Southern California Gas Co.’s (SoCalGas) tight supply/demand conditions appeared to be easing Thursday at least a bit for the next few days. After previously forecasting system demand to remain near 4 Bcf/d, SoCalGas on Thursday estimated demand would total 3.7 Bcf/d Friday before falling to 3.4 Bcf/d by Saturday. Receipts were expected to total around 2.8 Bcf/d through the end of the week, including a little under 200 Dth/d imported through the southern border at Otay Mesa.

Genscape Inc. was calling for demand in California and Nevada to decline from 9.55 Bcf/d Thursday to 6.50 Bcf/d Friday and to around 5.6 Bcf/d by the weekend.

Other western points declined as well. PG&E Citygate tumbled 44 cents to $2.90, while Kern River dropped 24 cents to $2.77.

The western declines matched a broader downtrend across the spot market Thursday.

“We have Lower 48 demand entering a period of retreat through the weekend, with the chance for another — albeit modest — uptick coming back into the market next week,” Genscape told clients Thursday. The firm’s daily supply/demand model was showing “Lower 48 demand topping out Thursday at 80.1 Bcf/d, then dropping to a low of 69.5 Bcf/d by Sunday. Temperatures east of the Mississippi are projected to remain above seasonal norms, and the coming weekend will contribute to demand loss.”

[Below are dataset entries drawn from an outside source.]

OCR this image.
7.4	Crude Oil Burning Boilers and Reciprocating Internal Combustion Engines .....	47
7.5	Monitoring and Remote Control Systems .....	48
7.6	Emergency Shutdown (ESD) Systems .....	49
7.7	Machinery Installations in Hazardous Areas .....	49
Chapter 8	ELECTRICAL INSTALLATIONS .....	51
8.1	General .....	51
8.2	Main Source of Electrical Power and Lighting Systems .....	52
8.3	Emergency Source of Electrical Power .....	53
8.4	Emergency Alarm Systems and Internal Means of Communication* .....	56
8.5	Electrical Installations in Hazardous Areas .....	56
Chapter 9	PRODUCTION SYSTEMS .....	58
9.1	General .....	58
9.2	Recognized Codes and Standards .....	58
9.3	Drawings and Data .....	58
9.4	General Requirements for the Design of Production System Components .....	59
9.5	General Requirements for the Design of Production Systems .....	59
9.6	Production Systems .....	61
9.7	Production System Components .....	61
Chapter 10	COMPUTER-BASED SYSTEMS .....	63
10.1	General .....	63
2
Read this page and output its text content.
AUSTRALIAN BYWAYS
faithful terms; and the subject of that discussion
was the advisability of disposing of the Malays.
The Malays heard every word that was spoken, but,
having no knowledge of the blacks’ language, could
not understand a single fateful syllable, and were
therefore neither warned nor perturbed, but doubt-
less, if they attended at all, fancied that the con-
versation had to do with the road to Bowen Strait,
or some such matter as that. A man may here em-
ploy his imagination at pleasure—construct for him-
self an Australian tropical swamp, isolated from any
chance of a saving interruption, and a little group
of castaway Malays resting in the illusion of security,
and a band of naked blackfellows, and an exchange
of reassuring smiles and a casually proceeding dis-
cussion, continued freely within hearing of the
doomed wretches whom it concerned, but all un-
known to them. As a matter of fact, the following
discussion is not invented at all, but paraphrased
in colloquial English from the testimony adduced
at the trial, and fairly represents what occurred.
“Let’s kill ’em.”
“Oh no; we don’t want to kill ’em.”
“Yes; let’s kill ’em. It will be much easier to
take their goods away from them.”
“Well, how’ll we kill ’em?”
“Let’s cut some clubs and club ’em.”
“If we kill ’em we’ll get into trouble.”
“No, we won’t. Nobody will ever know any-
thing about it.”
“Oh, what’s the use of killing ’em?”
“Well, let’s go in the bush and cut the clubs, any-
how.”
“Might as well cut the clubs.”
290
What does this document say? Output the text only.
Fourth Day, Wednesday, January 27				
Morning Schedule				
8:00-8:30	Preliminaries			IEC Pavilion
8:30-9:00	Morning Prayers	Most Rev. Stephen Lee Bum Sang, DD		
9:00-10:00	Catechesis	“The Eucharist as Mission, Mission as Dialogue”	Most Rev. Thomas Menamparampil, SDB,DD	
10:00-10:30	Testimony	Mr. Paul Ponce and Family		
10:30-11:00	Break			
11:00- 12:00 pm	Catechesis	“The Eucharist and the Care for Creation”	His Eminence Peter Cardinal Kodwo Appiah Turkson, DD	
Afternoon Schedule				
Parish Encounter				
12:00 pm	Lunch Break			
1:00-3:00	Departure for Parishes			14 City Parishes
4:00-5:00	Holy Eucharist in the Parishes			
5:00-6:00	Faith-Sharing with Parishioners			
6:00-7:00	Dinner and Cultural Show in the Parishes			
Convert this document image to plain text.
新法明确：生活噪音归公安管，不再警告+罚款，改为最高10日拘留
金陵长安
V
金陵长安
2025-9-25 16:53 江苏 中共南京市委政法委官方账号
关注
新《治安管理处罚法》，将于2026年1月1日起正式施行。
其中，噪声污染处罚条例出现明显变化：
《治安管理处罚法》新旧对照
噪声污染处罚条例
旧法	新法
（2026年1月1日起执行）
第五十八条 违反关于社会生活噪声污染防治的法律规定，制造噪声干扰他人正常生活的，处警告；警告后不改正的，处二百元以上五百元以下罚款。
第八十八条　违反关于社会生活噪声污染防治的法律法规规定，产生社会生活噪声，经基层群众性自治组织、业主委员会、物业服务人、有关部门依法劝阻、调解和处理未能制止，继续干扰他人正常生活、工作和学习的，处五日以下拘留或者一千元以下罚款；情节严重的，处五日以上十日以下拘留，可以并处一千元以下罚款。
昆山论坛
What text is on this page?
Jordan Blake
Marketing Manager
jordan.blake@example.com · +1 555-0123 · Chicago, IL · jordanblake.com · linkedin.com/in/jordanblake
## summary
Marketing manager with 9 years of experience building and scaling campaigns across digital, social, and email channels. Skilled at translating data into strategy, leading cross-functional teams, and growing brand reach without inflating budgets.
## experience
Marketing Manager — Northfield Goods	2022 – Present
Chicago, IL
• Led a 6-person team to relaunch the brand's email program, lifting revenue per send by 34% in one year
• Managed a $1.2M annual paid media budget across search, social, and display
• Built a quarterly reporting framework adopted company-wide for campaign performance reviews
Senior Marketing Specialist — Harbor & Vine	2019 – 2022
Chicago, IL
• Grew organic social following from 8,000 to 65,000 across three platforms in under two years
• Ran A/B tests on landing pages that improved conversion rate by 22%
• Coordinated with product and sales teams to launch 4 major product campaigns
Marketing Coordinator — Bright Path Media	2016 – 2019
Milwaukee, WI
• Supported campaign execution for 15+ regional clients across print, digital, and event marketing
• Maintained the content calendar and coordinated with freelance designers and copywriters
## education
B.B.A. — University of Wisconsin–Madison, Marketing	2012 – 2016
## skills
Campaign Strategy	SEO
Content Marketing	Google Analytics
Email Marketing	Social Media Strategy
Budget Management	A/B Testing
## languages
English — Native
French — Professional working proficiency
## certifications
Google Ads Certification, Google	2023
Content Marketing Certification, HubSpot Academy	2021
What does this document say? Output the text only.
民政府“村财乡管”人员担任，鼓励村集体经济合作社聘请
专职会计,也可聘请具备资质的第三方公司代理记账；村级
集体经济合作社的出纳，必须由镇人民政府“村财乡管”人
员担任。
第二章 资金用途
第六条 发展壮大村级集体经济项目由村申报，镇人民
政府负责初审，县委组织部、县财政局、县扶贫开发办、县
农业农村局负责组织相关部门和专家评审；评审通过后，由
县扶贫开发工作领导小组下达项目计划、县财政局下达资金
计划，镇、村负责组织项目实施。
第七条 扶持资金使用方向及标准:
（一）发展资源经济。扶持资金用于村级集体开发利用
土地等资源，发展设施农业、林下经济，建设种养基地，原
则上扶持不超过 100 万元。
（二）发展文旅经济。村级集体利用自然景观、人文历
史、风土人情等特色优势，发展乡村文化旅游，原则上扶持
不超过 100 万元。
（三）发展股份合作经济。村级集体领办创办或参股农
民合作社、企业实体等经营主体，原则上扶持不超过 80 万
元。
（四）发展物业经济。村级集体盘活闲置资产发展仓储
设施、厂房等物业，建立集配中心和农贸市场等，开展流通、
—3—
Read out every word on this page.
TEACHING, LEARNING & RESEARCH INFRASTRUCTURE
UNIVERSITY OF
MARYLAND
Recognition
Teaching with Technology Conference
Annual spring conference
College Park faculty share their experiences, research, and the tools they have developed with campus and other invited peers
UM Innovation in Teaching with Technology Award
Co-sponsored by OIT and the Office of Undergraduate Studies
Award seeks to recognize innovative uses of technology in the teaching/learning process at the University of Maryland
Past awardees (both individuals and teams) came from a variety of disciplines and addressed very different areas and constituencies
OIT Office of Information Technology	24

As for next week, “weather forecasts are calling for a modest cold front to descend into Great Lakes and Northeast markets. That said, forecast temperatures are still expected to remain around to slightly above seasonal norms, so the demand gains are not expected to be extreme,” according to the firm. “We project demand to make a gradual rise to a high near 82 Bcf/d by the end of the workweek.”

In the West, on the other hand, conditions are expected to “remain notably colder than normal,” putting pressure on pipelines serving the region, Genscape said.

“TransWestern issued an overage alert for the Phoenix area, and El Paso declared an operational flow order (OFO) Wednesday, joining OFOs already in effect on SoCalGas, PG&E, Southwest Gas and CIG,” the firm said. “Ruby and Kern River, though, lifted their OFOs, with Kern noting linepack has been restored to normal.”

Prices were mixed in West Texas, with El Paso Permian adding 3 cents to $2.40 as Waha gave up 4 cents to $2.40.

During a conference call Thursday, midstream operator Energy Transfer Partners LP’s management team shared its outlook for growth in exports to Mexico via the Trans-Pecos and Comanche Trail pipelines.

“Although we continue to expect volumes to Mexico to grow, particularly as a result of” its Trans-Pecos and Comanche Trail pipes, “we are dependent upon infrastructure buildout in Mexico, which has been running behind U.S. infrastructure,” CFO Thomas Long said. “While we currently believe volume growth will be slower than originally anticipated, all capacity is contracted under firm transportation agreements.”

In the East, another round of moderate temperatures heading into the weekend had points selling off Thursday. AccuWeather was calling for highs in the 40s in Boston and New York Friday, with temperatures expected to get into the 50s by the weekend. Washington, DC, was expected to see highs into the 60s and 70s over the weekend.

Algonquin Citygate fell 43 cents to $2.51, while Transco Zone 6 New York gave up 14 cents to $2.57. Further south, Transco Zone 5 dropped 10 cents to $2.58.